2. Jenis tes berdasarkan tahapan/waktu penyelenggaraan:
a. tes masuk,
b. tes formatif,
c. tes sumatif,
d. pra-tes dan post-tes
3. Jenis tes berdasarkan cara mengerjakan:
a. tes tertulis,
b. tes lisan,
c. tes unjuk kerja.
4. Jenis tes berdasarkan cara penyusunan:
a. tes buatan guru,
b. tes terstandar.
5. Jenis tes berdasarkan bentuk jawaban:
a. tes esei,
b. tes jawaban pendek,
c. tes objektif.
D. Mengembangkan Tes
1. Langkah-langkah mengembangkan tes.
Secara garis besar (dalam Poerwanti, dkk, 2008) terdapat tiga langkah pokok dalam mengembangkan tes, yaitu.
a. Perencanaan:
1) menentukan cakupan materi yang akan diukur,
2) memilih bentuk yang tepat,
3) menetapkan panjang tes yang sesuai dengan kebutuhan.

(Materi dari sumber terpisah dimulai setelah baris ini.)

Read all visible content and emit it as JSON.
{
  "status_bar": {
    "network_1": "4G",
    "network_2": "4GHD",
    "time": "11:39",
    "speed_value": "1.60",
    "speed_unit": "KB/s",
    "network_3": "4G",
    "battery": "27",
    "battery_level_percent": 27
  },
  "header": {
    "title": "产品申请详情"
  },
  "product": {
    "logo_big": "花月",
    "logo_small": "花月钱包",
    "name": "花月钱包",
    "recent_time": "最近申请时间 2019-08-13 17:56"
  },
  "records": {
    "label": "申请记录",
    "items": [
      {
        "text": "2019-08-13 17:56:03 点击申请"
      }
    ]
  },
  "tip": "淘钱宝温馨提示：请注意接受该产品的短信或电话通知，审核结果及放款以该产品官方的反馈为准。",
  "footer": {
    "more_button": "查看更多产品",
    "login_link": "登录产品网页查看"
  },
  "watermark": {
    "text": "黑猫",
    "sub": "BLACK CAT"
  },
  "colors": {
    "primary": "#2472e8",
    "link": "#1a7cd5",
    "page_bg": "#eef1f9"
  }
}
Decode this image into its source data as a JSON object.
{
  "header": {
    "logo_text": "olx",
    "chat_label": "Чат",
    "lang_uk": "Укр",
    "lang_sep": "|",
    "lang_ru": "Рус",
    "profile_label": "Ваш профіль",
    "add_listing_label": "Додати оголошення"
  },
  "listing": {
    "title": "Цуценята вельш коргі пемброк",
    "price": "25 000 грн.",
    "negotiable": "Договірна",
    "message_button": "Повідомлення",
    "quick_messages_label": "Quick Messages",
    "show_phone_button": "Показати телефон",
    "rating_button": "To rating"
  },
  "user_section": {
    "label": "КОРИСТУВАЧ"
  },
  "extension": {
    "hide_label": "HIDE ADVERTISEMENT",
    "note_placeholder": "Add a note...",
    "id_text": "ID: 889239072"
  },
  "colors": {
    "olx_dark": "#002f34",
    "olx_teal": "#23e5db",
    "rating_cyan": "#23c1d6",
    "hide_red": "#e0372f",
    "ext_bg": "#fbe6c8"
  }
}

b. Menulis butir pertanyaan:
1) menulis draf soal,
2) memantapkan validitas isi,
3) melakukan uji coba,
4) revisi soal.
c. Melakukan pengukuran dengan tes:
1) menjaga objektivitas pelaksanaan tes,
2) memberi skor pada hasil tes,
3) melakukan analisis hasil tes.
2. Mengembangkan tes bentuk esai dan objektif sebagai alat penilaian.
a. Tes esai/ uraian
Tes uraian adalah butir soal berupa pertanyaan atau tugas yang mengharuskan seseorang untuk mengekspresikan pikiran secara naratif dalam memberikan jawaban (Zainul dan Mulyana, 2005). Tes esai ini sebaiknya digunakan dengan pertimbangan sebagai berikut:
1) jumlah siswa atau peserta tes terbatas,
2) waktu yang dimiliki guru untuk mempersiapkan soal sangat terbatas, namun banyak waktu dalam memeriksa hasil tes,
3) tujuan instruksional yang ingin dicapai adalah kemampuan mengekspresikan pikiran, tulisan,penggunaan bahasa dan pemecahan masalah,
4) guru hendak mengetahui sikap, nilai dan pendapat siswa secara tidak langsung dari jawaban siswa atas permasalahan dalam butir soal.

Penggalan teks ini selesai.